Mas a trajetória de Nora Ney na música não foi comum. Frequentadora dos estúdios de rádio, ela tinha voz curta e não exagerava nos “erres”, como era comum aos cantores da época. Adiantando intuitivamente o que João Gilberto apresentaria depois, o timbre grave e a emissão quase falada tornavam suas canções ainda mais sofridas. Curiosamente, foi ela a primeira a cantar um rock no Brasil. Sendo uma das poucas que tinha intimidade com línguas estrangeiras, deram a ela incumbência de colocar voz em “Rock around the clock”, sucesso do filme “Sementes da Violência”.

Assim como seu repertório, sua vida não foi de facilidades no amor. Nora passou de um pai agressivo a um marido violento, que a impedia de aceitar trabalhos e tomava seu dinheiro. Em um dos episódios que ganhou muitas manchetes de jornal, ela teria sido obrigada pelo então esposo a tomar uma overdose de comprimidos. Ele alegou tentativa de suicídio e o machismo da época não a ajudou em nada.

Mas foi a partir desse marido que Nora Ney se aproximou do partido comunista, leu Kark Marx e alfabetizou operários da construção civil. Essa inclinação política acabou, por outro lado, lhe custando uma perseguição do governo Vargas e o exílio junto com o segundo marido, o cantor Jorge Goulart. Tendo que viver longe do Brasil, eles passaram a rodar o mundo, fazendo shows na África, Ásia e leste europeu.

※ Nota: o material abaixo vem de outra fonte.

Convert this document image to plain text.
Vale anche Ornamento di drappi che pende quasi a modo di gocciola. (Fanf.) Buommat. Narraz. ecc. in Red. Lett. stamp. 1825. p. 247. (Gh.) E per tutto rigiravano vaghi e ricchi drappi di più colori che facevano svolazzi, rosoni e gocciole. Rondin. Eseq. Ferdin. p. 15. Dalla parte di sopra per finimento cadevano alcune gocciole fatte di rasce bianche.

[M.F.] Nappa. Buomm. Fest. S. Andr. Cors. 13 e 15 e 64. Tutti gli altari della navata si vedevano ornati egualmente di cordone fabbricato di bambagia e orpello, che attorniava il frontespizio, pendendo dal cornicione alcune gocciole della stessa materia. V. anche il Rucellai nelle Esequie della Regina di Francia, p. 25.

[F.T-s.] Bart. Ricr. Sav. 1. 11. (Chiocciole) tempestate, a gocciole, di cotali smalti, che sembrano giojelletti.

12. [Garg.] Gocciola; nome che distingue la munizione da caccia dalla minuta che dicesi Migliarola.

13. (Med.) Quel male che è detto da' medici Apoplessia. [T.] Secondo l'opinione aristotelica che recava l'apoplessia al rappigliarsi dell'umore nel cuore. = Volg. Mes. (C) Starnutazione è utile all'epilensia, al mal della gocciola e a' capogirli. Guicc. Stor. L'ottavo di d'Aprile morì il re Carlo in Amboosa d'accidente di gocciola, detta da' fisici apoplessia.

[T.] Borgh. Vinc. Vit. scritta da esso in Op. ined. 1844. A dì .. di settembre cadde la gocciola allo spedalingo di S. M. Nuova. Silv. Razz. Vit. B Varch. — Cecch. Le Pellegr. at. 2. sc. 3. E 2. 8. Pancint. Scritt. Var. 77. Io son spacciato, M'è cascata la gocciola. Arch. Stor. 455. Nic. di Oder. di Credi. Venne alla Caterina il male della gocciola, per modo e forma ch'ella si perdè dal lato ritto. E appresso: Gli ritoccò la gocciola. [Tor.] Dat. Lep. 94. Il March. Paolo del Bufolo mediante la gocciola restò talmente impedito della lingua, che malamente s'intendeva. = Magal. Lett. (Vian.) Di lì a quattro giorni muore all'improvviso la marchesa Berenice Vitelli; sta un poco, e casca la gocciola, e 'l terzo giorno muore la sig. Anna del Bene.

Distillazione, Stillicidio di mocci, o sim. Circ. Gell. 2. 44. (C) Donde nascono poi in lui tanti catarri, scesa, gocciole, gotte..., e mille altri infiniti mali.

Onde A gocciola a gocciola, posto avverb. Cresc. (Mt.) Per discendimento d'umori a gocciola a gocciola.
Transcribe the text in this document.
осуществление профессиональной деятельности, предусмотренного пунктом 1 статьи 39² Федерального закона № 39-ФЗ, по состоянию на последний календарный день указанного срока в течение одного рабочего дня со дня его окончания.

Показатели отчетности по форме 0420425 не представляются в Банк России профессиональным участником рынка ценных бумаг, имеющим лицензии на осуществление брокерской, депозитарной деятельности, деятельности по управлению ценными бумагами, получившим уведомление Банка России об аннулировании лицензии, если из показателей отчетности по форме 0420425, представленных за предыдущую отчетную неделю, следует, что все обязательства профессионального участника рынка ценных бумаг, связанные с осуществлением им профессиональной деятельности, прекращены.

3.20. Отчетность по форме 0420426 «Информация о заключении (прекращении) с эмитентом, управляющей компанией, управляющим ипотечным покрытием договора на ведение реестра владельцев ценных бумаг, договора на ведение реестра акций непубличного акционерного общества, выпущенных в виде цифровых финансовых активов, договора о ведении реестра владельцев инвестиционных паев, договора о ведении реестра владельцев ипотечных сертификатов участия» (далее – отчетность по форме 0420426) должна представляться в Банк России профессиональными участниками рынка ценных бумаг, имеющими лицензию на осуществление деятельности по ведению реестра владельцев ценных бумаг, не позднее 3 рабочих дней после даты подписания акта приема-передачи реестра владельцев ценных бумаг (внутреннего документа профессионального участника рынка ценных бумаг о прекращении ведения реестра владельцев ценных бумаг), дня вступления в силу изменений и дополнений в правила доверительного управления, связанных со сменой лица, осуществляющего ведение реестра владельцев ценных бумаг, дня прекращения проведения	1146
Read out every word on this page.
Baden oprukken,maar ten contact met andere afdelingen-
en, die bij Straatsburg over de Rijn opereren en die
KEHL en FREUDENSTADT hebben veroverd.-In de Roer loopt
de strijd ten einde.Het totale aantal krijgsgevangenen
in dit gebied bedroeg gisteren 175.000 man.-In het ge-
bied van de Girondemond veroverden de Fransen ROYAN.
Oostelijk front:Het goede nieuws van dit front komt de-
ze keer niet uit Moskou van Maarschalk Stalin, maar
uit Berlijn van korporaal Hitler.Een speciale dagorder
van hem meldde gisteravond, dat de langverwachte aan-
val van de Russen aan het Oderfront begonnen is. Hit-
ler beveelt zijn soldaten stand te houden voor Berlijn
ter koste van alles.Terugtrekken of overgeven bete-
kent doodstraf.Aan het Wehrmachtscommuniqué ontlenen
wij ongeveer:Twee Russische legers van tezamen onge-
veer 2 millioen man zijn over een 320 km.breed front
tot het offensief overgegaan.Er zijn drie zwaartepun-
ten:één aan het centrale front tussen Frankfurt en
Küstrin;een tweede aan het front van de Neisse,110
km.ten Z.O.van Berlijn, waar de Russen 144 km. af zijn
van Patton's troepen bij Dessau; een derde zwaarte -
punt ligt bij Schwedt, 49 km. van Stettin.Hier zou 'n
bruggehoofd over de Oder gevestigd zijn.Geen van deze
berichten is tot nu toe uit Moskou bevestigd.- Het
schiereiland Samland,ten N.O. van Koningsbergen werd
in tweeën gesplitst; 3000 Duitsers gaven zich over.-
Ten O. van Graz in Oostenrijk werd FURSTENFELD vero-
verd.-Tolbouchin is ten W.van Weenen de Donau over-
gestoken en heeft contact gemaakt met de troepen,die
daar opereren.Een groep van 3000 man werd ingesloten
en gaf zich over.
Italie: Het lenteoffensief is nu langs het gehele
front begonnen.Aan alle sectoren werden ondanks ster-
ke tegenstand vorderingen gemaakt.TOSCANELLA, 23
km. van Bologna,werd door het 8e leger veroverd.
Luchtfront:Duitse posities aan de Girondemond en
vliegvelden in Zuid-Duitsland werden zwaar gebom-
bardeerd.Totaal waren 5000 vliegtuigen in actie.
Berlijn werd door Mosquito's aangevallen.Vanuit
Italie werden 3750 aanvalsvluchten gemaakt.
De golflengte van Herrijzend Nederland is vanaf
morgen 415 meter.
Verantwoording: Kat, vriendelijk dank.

O peso da vida e da distância rendeu um alcoolismo a Nora, que ela tratou nos Alcoólicos Anônimos. A estrela do Copacabana Palace dos anos 1950, uma das divas da Rádio Nacional, amiga de Maysa, dividiu com outras companheiras de ofício o espetáculo “Rainhas do Rádio”, que ficou em cartaz por décadas. Aos 70 anos, depois de sofrer um derrame, precisou parar de cantar e faleceu em 2003 vítima de um câncer.

Notas musicais

O baixista cearense Michael Pipoquinha lançou esta semana "Maurício", novo single do disco "Um Novo Tom". A faixa é uma homenagem a um amigo de infância, hoje falecido. O disco tem direção do pianista Thiago Almeida. Afilhado artístico de Arthur Maia, Pipoquinha tem se destacado ao lado de estrelas da MPB e na cena instrumental jazz, nacional e internacional.

Um ano depois de chamar atenção como integrante do The Voice , Claudya anunciou pelas redes sociais o novo disco. "A nossa bossa sempre jovem" é uma homenagem à bossa nova e à jovem guarda, com 10 versões inéditas unindo os dois estilos. Os arranjos e direção são do pianista Alex Vianna. Seu último disco foi "Pra sempre amanhecer" (2016).

O mais-que-rapper Criolo programa pra maio o lançamento de "Sobre viver", seu novo disco e show. Misturando composições novas e antigas, o disco está sendo pensado junto com o show e vai reunir singles recentes como "Fellini" e "Cleane". Ainda este ano, Criolo também participa de um tributo a Benito de Paula cantando "Charlie Brown".